(13 years, 4 months ago)
Commons ChamberI will not detain the House for long. I put my name down to speak because I believe that we need to persuade those on the Treasury Bench to have a public inquiry, and I wanted to give my perspective. The Attorney-General was his usual assured and eloquent self on that issue. He got into trouble on the two issues on which the Government have been wrong today. The Prime Minister was right to say that we would have public inquiries. He was right to put that in the plural, because we may need several inquiries. He was wrong to say that Rebekah Brooks should not resign—[Hon. Members: “He didn’t say that.”] No, he did not say that, but when Hansard is published tomorrow, people will be able to read between the lines. The Prime Minister is also wrong to go ahead with the takeover of BSkyB.
I am conscious of the points that the Attorney-General made. I was a Home Secretary in the previous Administration. In looking for a public inquiry, we have to explain to the House a little about the atmospherics when the previous Administration took decisions, and did not take decisions, relating to this case. I am conscious that of the four Home Secretaries between 2005 and 2010, I am the only one still in this House. I wish I could give an eloquent explanation of how brilliant I was as a Home Secretary that would give people an insight into why I did not act, but I cannot.
What I can say is that in July 2009, when the revelation was made about Gordon Taylor on the front page of The Guardian, we looked at the matter carefully. Like all good Secretaries of State, I got another Minister, my right hon. Friend the Member for Delyn (Mr Hanson), to answer the urgent question, while I did other things. There was not much that we could do beyond asking the Metropolitan Police Commissioner John Yates and others whether there was anything behind the story. The atmospherics—the public mood and the mood in Parliament—said that this was an obsession of one newspaper. While we are criticising the press, let us praise The Guardian for doggedly staying on this case, despite all the attempts to stop it. We might also mention The New York Times in dispatches. We were told that this was the obsession of one newspaper and a few Back-Benchers. I pay tribute to my hon. Friends the Members for Rhondda (Chris Bryant) and for West Bromwich East (Mr Watson) for continuing to be irritants on this issue.
What was the view in the Home Office at the time? We looked seriously at whether to have an independent review of the Metropolitan police investigation. The hon. Member for Maldon (Mr Whittingdale) is right that although lots of things have happened since 2006, everything takes us back to the original inquiry led by Andy Hayman in 2005-06. All the information that is emerging was there at that time. We thought about getting Her Majesty’s inspectorate of constabulary to do an independent investigation. Incidentally, I was told at the time that this matter was outside the IPCC’s remit. That might not be the case now. My right hon. Friend the Member for Normanton, Pontefract and Castleford (Yvette Cooper) is right to ask if it has a role to play. There was a view that we should wait for the Director of Public Prosecutions to report. It was Keir Starmer by that point, I believe, not Ken Macdonald. The DPP said that, on the information given to him by the police—those were the precise words used—there was no cause for any further investigation. We were all swimming around wondering whether we were receiving the correct information.

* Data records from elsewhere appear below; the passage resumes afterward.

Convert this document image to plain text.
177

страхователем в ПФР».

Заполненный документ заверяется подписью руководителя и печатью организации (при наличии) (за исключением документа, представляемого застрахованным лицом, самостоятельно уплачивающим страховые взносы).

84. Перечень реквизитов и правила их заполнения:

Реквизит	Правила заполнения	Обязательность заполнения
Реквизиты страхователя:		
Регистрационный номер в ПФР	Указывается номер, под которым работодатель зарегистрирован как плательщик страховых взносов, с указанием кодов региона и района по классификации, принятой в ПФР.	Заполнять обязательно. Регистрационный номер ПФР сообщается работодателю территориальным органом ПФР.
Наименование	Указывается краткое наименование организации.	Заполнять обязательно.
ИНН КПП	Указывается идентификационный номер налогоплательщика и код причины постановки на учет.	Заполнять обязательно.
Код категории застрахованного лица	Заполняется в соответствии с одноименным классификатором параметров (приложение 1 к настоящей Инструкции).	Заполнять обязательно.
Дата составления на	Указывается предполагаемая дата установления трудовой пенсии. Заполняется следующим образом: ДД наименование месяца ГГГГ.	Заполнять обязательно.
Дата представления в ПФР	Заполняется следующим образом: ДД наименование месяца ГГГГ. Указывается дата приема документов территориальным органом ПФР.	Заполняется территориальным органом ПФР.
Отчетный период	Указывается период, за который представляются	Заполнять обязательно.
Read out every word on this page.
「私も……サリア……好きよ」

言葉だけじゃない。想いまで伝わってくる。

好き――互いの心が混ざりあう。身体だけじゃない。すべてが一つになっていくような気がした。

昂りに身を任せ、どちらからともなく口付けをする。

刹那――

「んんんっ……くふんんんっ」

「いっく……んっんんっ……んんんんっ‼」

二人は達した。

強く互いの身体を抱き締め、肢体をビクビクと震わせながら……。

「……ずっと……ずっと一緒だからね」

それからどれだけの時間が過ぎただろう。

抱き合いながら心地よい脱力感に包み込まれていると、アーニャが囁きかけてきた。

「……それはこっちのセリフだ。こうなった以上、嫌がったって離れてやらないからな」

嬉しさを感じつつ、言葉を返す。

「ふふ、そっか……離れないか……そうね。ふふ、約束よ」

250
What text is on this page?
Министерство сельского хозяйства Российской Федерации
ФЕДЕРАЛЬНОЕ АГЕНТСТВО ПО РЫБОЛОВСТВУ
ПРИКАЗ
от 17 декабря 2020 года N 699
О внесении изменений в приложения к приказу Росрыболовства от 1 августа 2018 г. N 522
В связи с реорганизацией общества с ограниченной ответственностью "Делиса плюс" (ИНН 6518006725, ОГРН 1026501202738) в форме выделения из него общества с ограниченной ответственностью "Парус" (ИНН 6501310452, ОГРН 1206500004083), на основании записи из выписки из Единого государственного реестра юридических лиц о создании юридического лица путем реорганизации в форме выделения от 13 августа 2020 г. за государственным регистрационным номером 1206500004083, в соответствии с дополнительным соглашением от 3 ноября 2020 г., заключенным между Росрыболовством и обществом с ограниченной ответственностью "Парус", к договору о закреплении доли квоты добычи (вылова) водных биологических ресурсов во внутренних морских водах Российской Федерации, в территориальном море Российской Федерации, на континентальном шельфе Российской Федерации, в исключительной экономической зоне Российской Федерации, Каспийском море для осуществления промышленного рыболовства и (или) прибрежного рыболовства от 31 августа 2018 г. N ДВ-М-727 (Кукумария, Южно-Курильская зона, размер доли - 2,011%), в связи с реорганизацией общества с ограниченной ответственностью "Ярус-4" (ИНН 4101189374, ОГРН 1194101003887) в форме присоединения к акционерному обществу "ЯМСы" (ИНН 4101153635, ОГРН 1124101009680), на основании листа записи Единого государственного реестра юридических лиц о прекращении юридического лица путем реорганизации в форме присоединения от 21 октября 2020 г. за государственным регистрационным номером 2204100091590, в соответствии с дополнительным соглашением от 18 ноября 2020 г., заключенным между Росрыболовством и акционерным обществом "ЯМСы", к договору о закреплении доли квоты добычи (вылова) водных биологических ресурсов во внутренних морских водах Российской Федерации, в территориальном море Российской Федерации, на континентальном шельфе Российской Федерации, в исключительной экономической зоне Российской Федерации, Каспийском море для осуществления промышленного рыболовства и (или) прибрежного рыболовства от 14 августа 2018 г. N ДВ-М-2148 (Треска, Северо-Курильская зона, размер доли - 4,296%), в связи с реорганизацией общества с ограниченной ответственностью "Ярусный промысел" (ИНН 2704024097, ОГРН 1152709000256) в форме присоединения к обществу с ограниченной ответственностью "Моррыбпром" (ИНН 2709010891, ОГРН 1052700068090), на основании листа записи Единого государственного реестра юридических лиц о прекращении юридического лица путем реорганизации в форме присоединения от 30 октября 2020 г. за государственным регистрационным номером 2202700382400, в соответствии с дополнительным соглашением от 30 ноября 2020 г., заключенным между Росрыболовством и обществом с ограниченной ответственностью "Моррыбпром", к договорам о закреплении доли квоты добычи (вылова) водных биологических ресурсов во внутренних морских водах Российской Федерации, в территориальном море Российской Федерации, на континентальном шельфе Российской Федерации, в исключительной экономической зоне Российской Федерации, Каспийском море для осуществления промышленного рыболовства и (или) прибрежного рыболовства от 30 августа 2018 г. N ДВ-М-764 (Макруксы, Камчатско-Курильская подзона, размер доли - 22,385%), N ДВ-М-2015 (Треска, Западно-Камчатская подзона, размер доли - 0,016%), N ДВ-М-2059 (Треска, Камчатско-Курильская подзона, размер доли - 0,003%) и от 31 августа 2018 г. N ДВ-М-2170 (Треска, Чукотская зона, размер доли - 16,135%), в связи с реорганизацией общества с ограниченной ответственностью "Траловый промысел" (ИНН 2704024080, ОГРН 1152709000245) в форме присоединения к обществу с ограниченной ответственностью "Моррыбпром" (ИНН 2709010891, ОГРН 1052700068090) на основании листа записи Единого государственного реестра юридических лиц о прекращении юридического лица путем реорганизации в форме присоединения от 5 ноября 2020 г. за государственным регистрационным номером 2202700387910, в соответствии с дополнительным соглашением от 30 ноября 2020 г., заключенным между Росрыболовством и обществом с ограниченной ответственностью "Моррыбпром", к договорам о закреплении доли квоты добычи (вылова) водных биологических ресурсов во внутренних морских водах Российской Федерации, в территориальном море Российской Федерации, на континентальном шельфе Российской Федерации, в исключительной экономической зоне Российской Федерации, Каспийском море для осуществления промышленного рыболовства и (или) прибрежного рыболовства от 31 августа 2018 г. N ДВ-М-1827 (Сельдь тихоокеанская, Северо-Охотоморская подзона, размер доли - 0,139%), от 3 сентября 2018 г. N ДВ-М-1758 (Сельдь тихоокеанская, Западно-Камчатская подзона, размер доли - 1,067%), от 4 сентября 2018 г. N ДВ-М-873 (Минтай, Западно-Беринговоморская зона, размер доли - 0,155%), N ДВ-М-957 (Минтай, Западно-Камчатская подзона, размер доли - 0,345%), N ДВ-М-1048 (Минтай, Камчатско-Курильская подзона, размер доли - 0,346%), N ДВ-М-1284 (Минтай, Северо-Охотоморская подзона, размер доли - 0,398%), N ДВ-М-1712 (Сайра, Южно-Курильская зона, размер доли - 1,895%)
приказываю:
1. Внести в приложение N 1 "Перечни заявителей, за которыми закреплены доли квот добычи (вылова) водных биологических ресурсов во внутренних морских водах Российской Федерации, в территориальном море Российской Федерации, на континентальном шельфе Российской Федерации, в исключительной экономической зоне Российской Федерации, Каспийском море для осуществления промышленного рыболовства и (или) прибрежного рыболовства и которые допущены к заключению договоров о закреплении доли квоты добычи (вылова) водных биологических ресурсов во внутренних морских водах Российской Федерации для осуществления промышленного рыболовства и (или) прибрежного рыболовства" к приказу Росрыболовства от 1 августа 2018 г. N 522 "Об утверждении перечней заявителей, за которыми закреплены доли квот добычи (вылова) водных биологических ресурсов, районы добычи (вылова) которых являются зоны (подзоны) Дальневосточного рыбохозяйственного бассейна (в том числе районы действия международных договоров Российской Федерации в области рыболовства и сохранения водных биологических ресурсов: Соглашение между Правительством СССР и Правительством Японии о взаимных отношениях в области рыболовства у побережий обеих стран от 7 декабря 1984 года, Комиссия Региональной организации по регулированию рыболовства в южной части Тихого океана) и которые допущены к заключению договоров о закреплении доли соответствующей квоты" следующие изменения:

I shall quote something that my right hon. Friend the Member for Delyn said in his written to statement to Parliament when he was Police Minister, after the fracas around the July 2009 incident. He stated:
“As mentioned in his statement on 9 July, Assistant Commissioner John Yates is ensuring that the Metropolitan Police Service has been diligent, reasonable and sensible, and taken all proper steps to ensure that where it has evidence that people have been the subject of any form of phone tapping (by Mr. Clive Goodman or Mr. Glen Mulcaire) or that there is any suspicion that they might have been; that they have been informed. The decision to inform individuals that they have been targeted for illegal interception of their phone communications is an operational matter for the police.”—[Official Report, 14 July 2009; Vol. 496, c. 11WS.]
Clear statements were being made to us. Ministers will know that if the Home Office called in an independent investigator—HMIC or the IPCC—it would cause serious concern, because politicians would be interfering in an operational matter. For all those reasons, even though I and my good friend the former Police Minister may find some of the questions awkward, I believe that a public inquiry is the right way to go.
I have huge regard for the work of the Metropolitan police, but was it being evasive, dishonest or lethargic? I think it is one of those three.
Or was it being all three? The hon. Member for Maldon used a vivid phrase about rolling away a huge stone and looking under it. I believe that there was a certain lethargy with so much else going on, and an attitude of “We’ve got two people banged up. Do we need to go any further into this?” Because of the diligence of Members of Parliament—Back Benchers, not Front Benchers—and of some parts of the press in refusing to give up, we can now roll away the stone. Although what we find underneath will be uncomfortable, it will be good for this House and for our society to do so.